特征方程的根不等, 且 \(\alpha_{1}-\alpha_{2}\) 不等於整數. 這時, 遞推公 式 (4.2.18) 中
\[p\left(\alpha_{i}+n\right) \neq 0 \quad(i=1,2 ; n=1,2, \cdots) \]
這樣\(\mathscr{P}(\mathcal{n+\alpha})\)不是是0,遞推不會中斷。
所以, 對 \(\alpha=\alpha_{1}, \alpha_{2}\), 我們可完全確定 Frobenius 型級數的系數, 方 程 (4.2.12) 有兩個 Frobenius 型級數解.
- 特征方程有等根, \(\alpha_{1}=\alpha_{2}=\alpha\) 這時, 由於
\[p(\alpha+n) \neq 0 \]
我們可以得到, 但僅可得到一個 Frobenius 型級數解. 現在要設法 找第二個線性獨立解, 我們已知
\[y_{1}=\left(x-x_{0}\right)^{\alpha} \sum_{n=0}^{\infty} a_{n}\left(x-x_{0}\right)^{n} \]
暫且取 \(\beta\) 略不同於 \(\alpha\) 以及
\(\beta\)是\(\alpha\)的的變分,微小的偏移
\(\widetilde{a_{n}}\)是\(\beta\)通過遞推式得到
\[\tilde{y}_{1}=\left(x-x_{0}\right)^{\beta} \sum_{n=0}^{\infty} \widetilde{a_{n}}\left(x-x_{0}\right)^{n} \]
我們使系數 \(a_{n}(\beta)\) 滿足遞推關系 (4.2.18), 那么
\(a_{n}(\beta)=\widetilde{a_{n}}\)
\(\widetilde{a_{n}}\)帶入(4.2.16)
\[Ly=a_0(x-x_0)^{\alpha-2}\mathscr{P(\alpha)}\\+\sum_{n=1}^{\infty}(x-x_0)^{n+\alpha-2}\left[a_n(\mathscr{P}(\mathcal{n+\alpha}))+a_k\sum_{k=0}^{n-1}(p_{n-k}(k+\alpha)+q_{n-k})\right]=0\quad(4.2.16) \]

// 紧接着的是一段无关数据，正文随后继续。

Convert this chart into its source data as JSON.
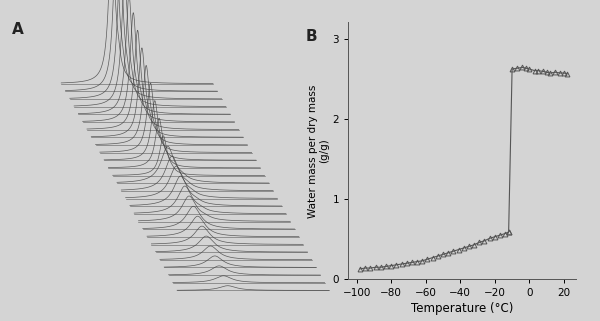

\(\widetilde{a_{n}}\)是\(\beta\)通過遞推式得到,必然會使中括號里為0,Ly第二項為零。
只剩第一項
\[L \tilde{y}_{1}=a_{0}\left(x-x_{0}\right)^{\beta-2} \mathscr{P(\beta)} \]
兩邊對 \(\beta\) 微商, 再令 \(\beta=\alpha\)
\[\begin{array}{l} \left(\frac{\partial }{\partial \beta}L\tilde y_{1}\right)\bigg|_{\beta=\alpha}\\=\left[a_{0}(\beta-2)\left(x-x_{0}\right)^{\alpha-3} \mathscr P(\beta)+a_0\left(x-x_{0}\right)^{\beta-2} \mathscr P'(\beta)\right]\bigg|_{\beta=\alpha}\\ =a_{0}\left[(\alpha-2)\left(x-x_{0}\right)^{\alpha-3} \mathscr P(\alpha)+\left(x-x_{0}\right)^{\alpha-2} \mathscr P'(\alpha)\right]=0\\\because L是線性的\\ \therefore(\frac{\partial L\tilde y_{1}}{\partial \beta}\bigg|_{\beta=\alpha})= L(\frac{\partial \tilde y_{1}}{\partial \beta}\bigg|_{\beta=\alpha})=0,所以\frac{\partial \tilde y_{1}}{\partial \beta}\bigg|_{\beta=\alpha}是解 \end{array} \]
\[L\left(\frac{\partial y_{1}}{\partial \alpha}\right)=a_{0}\left[(\alpha-2)\left(x-x_{0}\right)^{\alpha-3} \mathscr P(\alpha)+\left(x-x_{0}\right)^{\alpha-2} \mathscr P'(\alpha)\right]=0 \]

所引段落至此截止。